BERLIN (Reuters) - Morale among investors in the euro zone dropped in October to its lowest level in more than six years as stimulus measures taken by central banks failed to allay recession fears, a survey showed on Monday.
The Sentix research group said its investor sentiment index for the euro zone dropped to -16.8 in October from -11.1 in September. That was its lowest level since April 2013 and undershot the Reuters consensus forecast for a reading of -13.0.
“There hasn’t been a positive reaction to the support measures taken by central banks, with economic assessments falling in October on a broad front,” Sentix Managing Director Patrick Hussy said.

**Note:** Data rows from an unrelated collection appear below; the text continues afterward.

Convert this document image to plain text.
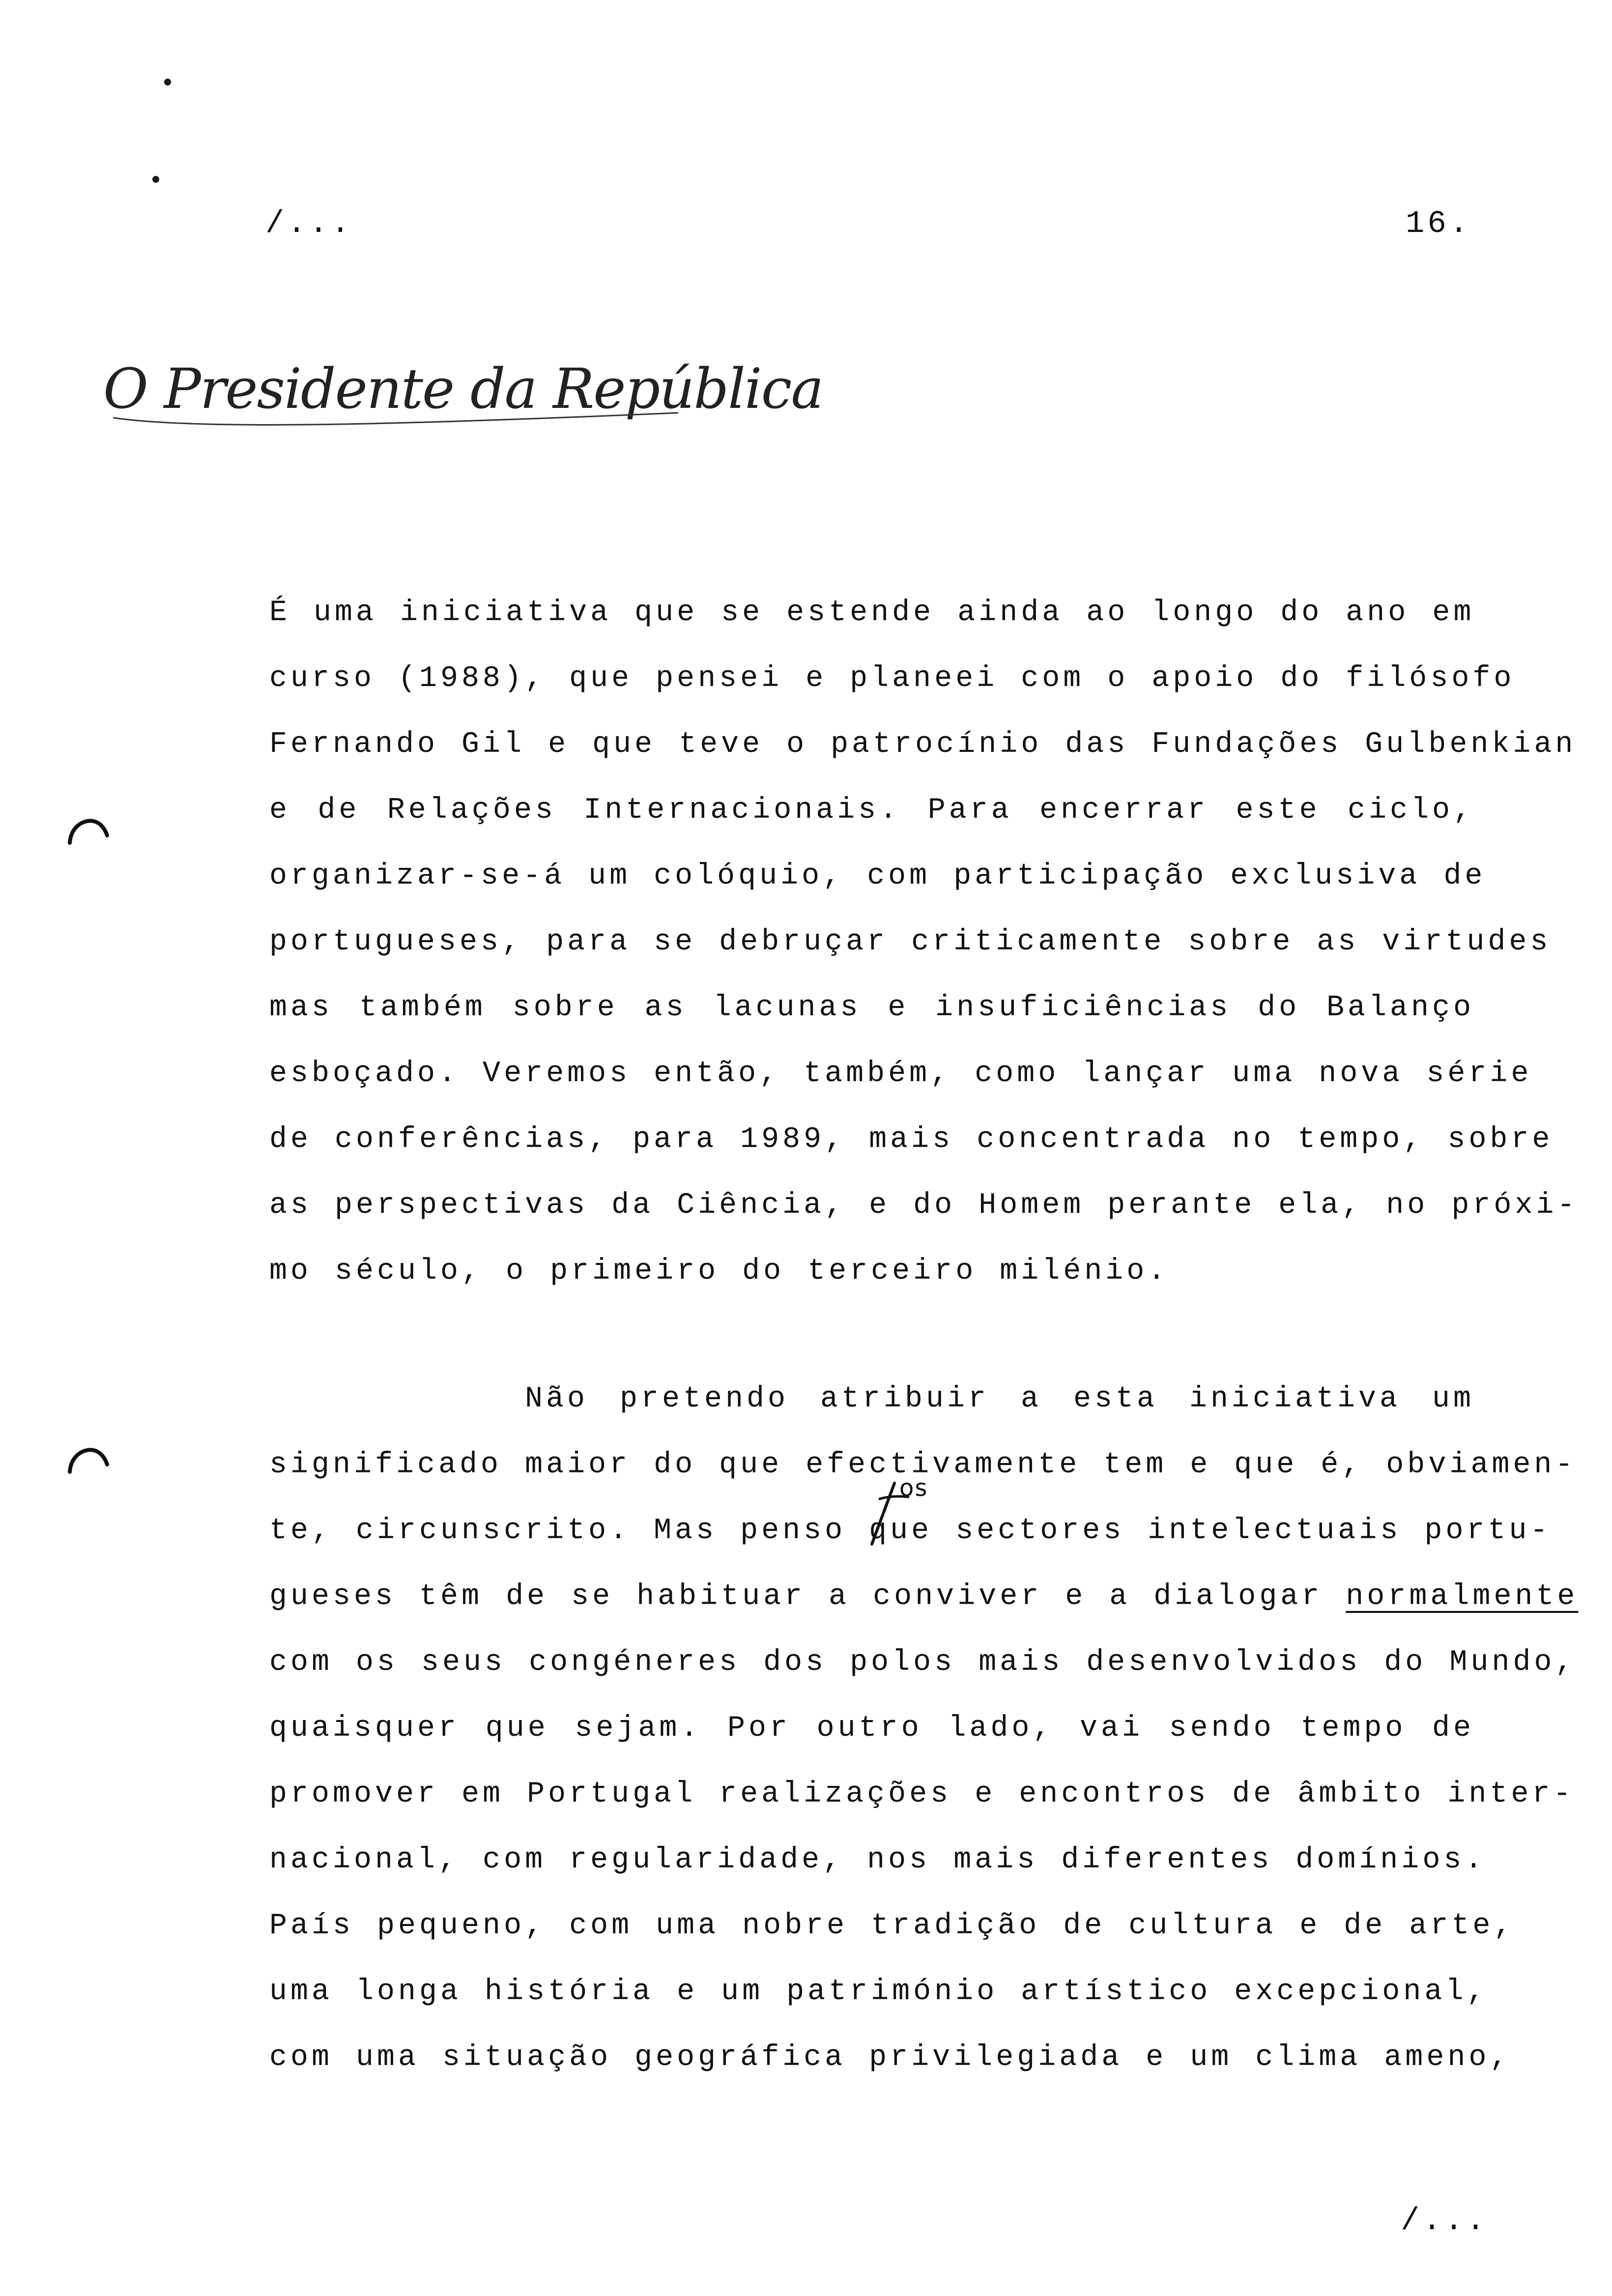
/...	16.
O Presidente da República
É uma iniciativa que se estende ainda ao longo do ano em
curso (1988), que pensei e planeei com o apoio do filósofo
Fernando Gil e que teve o patrocínio das Fundações Gulbenkian
e de Relações Internacionais. Para encerrar este ciclo,
organizar-se-á um colóquio, com participação exclusiva de
portugueses, para se debruçar criticamente sobre as virtudes
mas também sobre as lacunas e insuficiências do Balanço
esboçado. Veremos então, também, como lançar uma nova série
de conferências, para 1989, mais concentrada no tempo, sobre
as perspectivas da Ciência, e do Homem perante ela, no próxi-
mo século, o primeiro do terceiro milénio.
os
Não pretendo atribuir a esta iniciativa um
significado maior do que efectivamente tem e que é, obviamen-
te, circunscrito. Mas penso que sectores intelectuais portu-
gueses têm de se habituar a conviver e a dialogar normalmente
com os seus congéneres dos polos mais desenvolvidos do Mundo,
quaisquer que sejam. Por outro lado, vai sendo tempo de
promover em Portugal realizações e encontros de âmbito inter-
nacional, com regularidade, nos mais diferentes domínios.
País pequeno, com uma nobre tradição de cultura e de arte,
uma longa história e um património artístico excepcional,
com uma situação geográfica privilegiada e um clima ameno,
/...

In September, European Central Bank chief Mario Draghi pledged indefinite stimulus to revive an ailing euro zone economy. The ECB cut rates deeper into negative territory and promised bond purchases with no end-date to push borrowing costs even lower.
The U.S. Federal Reserve also cut interest rates in September to help sustain a record-long economic expansion but signaled a higher bar to further reductions in borrowing costs.
Investors’ assessment of the current situation plunged to -15.5 from -9.5. That marked a fifth consecutive decline and the weakest reading since the end of 2014.
Their economic outlook also took a hit, with the sub-index measuring this falling to -18.0 from -12.8 the previous month.
“Recession fears are immanent,” Hussy said.
The German economy, Europe’s economic locomotive, contracted in the second quarter and many economists expect it to shrink in the third quarter too. Economists generally define a technical recession as at least two consecutive quarters of contraction.
An index tracking Germany showed investor morale in Europe’s largest economy hitting its lowest level since July 2009.
The survey of 957 investors was conducted from Oct. 3 to 5.